Altus Tests Ameca Humanoid Robots in San Diego School Pilot

Altus Tests Ameca Humanoid Robots in San Diego School Pilot

Altus Schools has put two Ameca humanoid robots into its San Diego charter school resource centers after spending $500,000 on the pair, according to Voice of San Diego. The robots, designed by Engineered Arts and connected to ChatGPT, are part of an open ended pilot to test whether a physical AI system can support teaching and student engagement.

The Ameca school pilot is unusually concrete for education robotics. The robot is described as 6 foot 2 inches tall, with a silicone face, visible upper body motors and expressive facial movements. Altus officials say the machines are not intended to replace teachers, but to explore new ways to engage students in resource centers where the charter chain already offers one on one instruction.

Cathryn Rambo, Altus’ dean of academic studies, told families the school was researching “the use of physical AI as a teaching partner.” Altus serves a student population that includes low income students, homeless students and students with disabilities, and Rambo framed exposure to advanced technology as part of the value of the purchase.

What the robot is doing in class

During a lesson observed by Voice of San Diego, two middle school students asked Ameca to respond as Nikola Tesla while they learned about inventors tied to technologies used in modern drones. The interaction did not resemble a polished tutoring demo. The robot interrupted a student, paused after interruptions, spoke too quickly and had to repeat its Tesla introduction three additional times while the students took notes.

Rambo later called the lesson “clunky” and said it was the first time she had tried that particular activity. Altus hopes to see statistically meaningful educational gains, including higher standardized test scores, but officials said they do not yet have hard performance data and have set no deadline for the pilot’s conclusion.

Student reaction is also mixed. Before and after sessions, Altus asks students for three words to describe the robot. Rambo said “creepy” is the most common word students offer, although some stop using that description after interacting with Ameca.

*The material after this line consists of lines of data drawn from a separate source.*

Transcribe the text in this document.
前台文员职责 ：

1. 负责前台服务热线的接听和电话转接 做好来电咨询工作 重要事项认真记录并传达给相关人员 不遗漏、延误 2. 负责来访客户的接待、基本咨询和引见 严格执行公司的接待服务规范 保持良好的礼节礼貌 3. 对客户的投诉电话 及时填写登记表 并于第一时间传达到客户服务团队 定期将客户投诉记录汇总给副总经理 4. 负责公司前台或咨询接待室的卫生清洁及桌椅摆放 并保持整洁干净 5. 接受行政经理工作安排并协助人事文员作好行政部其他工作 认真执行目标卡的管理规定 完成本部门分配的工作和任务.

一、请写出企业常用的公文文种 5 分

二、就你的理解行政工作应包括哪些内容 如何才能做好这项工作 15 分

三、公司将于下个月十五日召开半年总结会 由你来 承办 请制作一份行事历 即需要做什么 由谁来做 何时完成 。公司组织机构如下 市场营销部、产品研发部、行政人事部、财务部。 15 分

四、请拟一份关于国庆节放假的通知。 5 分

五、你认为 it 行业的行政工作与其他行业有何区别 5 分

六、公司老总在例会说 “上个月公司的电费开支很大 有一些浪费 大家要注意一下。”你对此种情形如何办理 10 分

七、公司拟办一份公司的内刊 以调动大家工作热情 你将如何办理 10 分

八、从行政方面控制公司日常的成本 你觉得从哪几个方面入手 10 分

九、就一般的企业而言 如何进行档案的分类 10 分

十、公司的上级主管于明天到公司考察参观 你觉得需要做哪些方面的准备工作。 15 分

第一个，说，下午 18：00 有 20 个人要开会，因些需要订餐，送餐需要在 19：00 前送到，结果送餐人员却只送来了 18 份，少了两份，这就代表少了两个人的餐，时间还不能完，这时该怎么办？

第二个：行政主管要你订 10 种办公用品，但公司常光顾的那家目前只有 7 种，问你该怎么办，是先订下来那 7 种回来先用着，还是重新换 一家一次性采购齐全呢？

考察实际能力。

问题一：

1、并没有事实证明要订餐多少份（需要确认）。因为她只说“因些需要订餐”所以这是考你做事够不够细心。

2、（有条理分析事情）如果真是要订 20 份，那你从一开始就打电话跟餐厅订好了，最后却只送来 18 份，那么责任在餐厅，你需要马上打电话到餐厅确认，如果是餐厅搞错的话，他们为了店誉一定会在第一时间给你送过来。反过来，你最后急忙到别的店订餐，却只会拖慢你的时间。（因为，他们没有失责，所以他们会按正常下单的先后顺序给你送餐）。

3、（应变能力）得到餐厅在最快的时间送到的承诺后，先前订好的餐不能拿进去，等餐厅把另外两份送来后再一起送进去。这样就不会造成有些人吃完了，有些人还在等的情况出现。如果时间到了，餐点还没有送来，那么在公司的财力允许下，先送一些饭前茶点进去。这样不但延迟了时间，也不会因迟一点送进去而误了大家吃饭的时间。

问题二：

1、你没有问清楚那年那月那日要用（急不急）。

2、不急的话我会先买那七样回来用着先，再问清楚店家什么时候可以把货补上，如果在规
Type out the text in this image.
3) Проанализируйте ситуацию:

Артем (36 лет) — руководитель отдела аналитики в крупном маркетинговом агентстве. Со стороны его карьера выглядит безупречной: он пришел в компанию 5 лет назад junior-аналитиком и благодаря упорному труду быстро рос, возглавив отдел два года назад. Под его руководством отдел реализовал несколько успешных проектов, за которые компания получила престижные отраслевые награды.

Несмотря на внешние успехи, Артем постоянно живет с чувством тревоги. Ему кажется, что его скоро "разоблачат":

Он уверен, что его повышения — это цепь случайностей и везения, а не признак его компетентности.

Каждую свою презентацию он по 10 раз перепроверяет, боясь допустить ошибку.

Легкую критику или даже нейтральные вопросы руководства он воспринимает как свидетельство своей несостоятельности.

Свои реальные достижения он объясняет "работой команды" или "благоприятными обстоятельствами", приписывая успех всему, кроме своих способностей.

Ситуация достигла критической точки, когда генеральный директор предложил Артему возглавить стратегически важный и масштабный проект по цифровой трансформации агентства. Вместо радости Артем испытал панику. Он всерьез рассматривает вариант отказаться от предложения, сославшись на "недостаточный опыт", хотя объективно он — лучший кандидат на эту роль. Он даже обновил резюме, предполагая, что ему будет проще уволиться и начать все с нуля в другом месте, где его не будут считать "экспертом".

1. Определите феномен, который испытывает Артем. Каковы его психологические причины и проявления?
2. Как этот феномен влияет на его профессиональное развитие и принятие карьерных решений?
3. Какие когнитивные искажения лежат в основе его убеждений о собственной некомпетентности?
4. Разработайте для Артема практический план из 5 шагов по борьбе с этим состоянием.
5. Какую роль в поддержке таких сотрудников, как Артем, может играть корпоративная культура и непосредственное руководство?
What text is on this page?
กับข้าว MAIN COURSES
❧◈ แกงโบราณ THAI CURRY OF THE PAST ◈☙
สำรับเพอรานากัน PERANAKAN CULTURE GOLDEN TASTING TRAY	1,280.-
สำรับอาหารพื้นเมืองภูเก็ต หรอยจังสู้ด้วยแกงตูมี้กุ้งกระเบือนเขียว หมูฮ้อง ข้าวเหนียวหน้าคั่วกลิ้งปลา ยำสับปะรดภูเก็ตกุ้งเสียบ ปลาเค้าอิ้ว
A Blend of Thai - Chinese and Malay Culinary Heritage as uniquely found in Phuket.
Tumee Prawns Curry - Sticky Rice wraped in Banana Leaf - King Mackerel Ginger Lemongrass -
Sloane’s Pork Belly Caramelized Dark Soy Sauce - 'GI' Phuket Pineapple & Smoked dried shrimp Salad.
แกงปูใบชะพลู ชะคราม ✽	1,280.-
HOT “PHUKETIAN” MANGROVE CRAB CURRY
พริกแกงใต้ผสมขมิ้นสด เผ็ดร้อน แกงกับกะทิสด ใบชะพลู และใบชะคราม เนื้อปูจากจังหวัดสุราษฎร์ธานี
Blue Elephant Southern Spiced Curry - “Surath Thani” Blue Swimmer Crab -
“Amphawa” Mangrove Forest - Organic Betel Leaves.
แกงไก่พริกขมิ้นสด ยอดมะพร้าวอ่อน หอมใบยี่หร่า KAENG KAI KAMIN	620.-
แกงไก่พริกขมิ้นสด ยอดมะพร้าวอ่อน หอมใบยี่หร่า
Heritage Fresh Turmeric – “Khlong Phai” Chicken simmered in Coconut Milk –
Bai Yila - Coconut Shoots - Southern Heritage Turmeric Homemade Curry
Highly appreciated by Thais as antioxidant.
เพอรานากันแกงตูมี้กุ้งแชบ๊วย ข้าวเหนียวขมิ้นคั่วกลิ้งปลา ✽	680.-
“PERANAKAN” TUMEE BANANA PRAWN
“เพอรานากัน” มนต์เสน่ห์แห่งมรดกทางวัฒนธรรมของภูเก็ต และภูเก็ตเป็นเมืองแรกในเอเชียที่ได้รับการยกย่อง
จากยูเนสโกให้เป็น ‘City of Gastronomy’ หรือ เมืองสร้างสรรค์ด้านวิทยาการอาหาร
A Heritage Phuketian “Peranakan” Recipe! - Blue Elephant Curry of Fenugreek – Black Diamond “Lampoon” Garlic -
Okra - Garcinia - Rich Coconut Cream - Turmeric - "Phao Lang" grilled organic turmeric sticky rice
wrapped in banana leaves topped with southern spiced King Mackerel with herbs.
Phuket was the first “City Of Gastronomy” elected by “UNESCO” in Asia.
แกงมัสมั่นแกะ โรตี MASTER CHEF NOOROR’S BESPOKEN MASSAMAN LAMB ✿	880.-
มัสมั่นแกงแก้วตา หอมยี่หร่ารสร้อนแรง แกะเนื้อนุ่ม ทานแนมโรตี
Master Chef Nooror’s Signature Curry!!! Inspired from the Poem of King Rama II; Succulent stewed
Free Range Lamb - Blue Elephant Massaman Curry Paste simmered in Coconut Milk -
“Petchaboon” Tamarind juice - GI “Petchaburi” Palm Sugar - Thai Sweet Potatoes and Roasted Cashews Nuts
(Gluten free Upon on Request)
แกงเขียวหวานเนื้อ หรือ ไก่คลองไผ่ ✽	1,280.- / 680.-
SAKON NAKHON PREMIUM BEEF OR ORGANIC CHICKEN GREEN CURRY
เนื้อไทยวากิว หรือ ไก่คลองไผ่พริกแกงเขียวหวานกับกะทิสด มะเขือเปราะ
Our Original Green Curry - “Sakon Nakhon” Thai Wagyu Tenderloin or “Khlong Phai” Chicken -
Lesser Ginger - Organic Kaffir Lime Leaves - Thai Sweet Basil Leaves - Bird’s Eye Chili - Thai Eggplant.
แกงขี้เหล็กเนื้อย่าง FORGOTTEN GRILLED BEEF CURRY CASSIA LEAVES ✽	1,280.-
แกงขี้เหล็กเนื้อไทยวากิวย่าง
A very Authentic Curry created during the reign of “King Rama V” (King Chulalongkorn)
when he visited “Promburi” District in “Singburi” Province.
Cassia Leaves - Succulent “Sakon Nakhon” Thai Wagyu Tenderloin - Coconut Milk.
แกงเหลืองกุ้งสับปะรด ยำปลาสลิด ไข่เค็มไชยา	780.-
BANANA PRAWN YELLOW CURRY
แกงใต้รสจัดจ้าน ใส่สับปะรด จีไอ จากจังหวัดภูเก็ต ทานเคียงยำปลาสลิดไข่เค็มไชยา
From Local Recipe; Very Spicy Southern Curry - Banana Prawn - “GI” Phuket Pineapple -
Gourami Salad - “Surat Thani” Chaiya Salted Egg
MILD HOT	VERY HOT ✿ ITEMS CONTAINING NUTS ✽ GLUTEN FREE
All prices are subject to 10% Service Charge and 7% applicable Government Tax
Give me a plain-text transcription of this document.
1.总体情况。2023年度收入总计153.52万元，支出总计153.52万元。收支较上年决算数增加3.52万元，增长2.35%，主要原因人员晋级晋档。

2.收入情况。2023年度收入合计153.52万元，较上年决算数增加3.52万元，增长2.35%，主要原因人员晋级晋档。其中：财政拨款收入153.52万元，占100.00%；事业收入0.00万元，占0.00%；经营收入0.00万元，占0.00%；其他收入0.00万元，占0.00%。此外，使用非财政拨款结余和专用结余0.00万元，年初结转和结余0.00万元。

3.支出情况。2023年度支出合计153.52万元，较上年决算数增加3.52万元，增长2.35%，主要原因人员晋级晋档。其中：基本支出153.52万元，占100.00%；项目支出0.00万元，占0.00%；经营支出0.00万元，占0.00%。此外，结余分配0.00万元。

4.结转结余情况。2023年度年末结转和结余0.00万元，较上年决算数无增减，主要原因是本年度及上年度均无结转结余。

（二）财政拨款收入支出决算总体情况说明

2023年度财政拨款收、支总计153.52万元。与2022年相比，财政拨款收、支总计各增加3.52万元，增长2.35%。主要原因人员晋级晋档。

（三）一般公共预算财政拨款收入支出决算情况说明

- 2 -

Governance questions around a humanoid chatbot

The source article raises a sharper question for robotics operators than whether students find the robot novel: what does the humanoid body add when the reported classroom function is largely conversational? No physical teaching task, lab manipulation or assistive classroom action is described. The visible embodiment appears to be central to the experience, but the evidence presented so far is about attention, discomfort, prompting and classroom management.

Altus has configured Ameca around four personas: Sage the Teacher, Remi the wellness coach, Ari the college and career planner, and Lexi the translator. Rambo said students are not left alone with the robots, the systems do not record data and memory is erased after each interaction.

Engineered Arts also placed limits on impersonation features, according to the article. At Altus’ request, engineers altered instructions so the robot could impersonate some “gray areas,” including Tupac and former President Bill Clinton, while keeping other figures off limits. The reported examples show the system giving sanitized or cautious answers when prompted in those personas.

Researchers quoted by Voice of San Diego were highly skeptical of the educational case. Wayne Holmes of University College London said there is “no independent evidence at scale” that such tools are effective or safe in classrooms. Neil Selwyn of Monash University argued that AI systems often add work for teachers through troubleshooting, correction and prompting, and he was especially dismissive of the value of the physical humanoid form.

For humanoid robotics, the Altus deployment is less a capability breakthrough than a live test of human robot interaction in a sensitive setting. The reported evidence so far supports caution: the robot can hold role based conversations, but the classroom value, safety boundaries and cost justification remain unproven.